Forged by a Repressive Childhood
Vietnamese church planting couple grew up in trying times as their fathers served time in political prisoner camps.Trac Huynh and his wife, Amy Nguyen, both moved to the U.S. a little over three decades ago as teenaged political refugees from Vietnam. They didn’t know each other in their homeland; they met in high school in Portland, Oregon.
Yet the couple share a similar heritage of growing up without their fathers, both starting at age 2. Trac’s father served as an officer in the South Vietnamese army, fighting alongside U.S. troops. When the communist North Vietnamese prevailed, Trac’s father, Quan, went to a prison camp for nine years. Amy’s father, Quang, also a South Vietnamese army officer, spent eight years incarcerated.
“We didn’t have a good childhood because our dads weren’t present,” recalls Amy, 49. “We faced poverty, discrimination, and with four siblings we tried everything to survive.” The family eked out a living as rice and potato farmers.
Trac and his three siblings faced comparable struggles. During his father’s detention, his mother, Kim Van Nguyen, worked at a cosmetic shop while raising four children.
“My dad was physically bad when he was released,” recalls Trac, 49. “It took a while to recover physically and mentally.” Quan is now 82 and living in Portland.
At 17, Trac and Amy both accepted Jesus — as did their entire families — while still living in Vietnam. Amy lived in Da Nang and Trac in Saigon, now known as Ho Chi Minh City.

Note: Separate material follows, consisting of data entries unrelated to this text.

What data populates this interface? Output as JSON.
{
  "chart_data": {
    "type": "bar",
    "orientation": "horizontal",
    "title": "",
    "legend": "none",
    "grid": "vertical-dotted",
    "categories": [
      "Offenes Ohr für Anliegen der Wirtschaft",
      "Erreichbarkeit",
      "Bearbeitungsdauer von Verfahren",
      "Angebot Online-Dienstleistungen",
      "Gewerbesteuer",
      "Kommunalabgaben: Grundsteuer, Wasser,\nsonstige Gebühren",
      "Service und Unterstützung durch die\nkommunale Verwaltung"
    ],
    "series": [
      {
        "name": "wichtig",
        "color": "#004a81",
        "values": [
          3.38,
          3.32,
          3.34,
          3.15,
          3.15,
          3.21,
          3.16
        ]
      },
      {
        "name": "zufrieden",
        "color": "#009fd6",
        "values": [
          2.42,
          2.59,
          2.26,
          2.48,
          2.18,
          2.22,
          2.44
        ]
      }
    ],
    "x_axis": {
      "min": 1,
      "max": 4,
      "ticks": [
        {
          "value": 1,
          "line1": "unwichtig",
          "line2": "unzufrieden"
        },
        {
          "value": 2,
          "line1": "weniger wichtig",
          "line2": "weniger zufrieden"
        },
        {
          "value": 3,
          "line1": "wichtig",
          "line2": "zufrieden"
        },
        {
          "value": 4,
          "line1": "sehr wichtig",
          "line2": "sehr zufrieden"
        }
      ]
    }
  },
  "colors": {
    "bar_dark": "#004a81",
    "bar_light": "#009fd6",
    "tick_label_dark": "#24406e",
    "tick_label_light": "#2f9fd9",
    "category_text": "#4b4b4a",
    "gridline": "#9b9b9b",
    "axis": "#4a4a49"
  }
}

“My dad struggled until he met Jesus,” Amy remembers. “Then he became kind and calm.” Quang now is 82 and in good health in Portland.
An Assemblies of God church, Vietnamese Community Church in Portland, sponsored the family’s resettlement in America.
Trac and Amy wed in 2000, took Global University courses, and have been involved in various ministry roles. They are in the process of obtaining AG ministerial credentials and in March plan to launch Vietnamese Outreach Gospel Church in Portland.
“God called us to start a church for young families,” Trac says. Several relatives will be among the attendees and are part of the core team. Trac and Amy recently attended an AG Church Multiplication Network Launch Training event in the Seattle area.
“CMN helped a lot in giving fresh direction,” Trac says. “I love how they lay out the training and all the resources they give to help us out.”
Trac will be bivocational. He is a full-time supervisor of city bus drivers. Amy has been a stay-at-home mom to the couple’s two children, Tracy and Travis, both now in college.
Amy has wrestled with health challenges, including undergoing two kidney transplants. She is doing OK for now, but her countenance indicates nothing is amiss. She is a constant smiler.
“Amy has an amazing ability to lift people up in a natural way,” says Que N. Nguyen, president of the AG’s Vietnamese Fellowship, which comprises 15 churches. “She has the fit of genuinely seeing the goodness in people, regardless of their age or gender.”
Que can relate to Trac’s and Amy’s heritage as well. Que’s dad, Vy, fought alongside U.S. soldiers against the Viet Cong, went to a hard labor camp, and left a void in her life during childhood.
Yet such experiences build character and provide an ability to minister, according to Que, 48.
“Trac and Amy are very humble, they love God, are hardworking, and they love people,” says Que, who is pastor of Vietnamese Christian Center in Worcester, Massachusetts. “Their positivity is contagious.”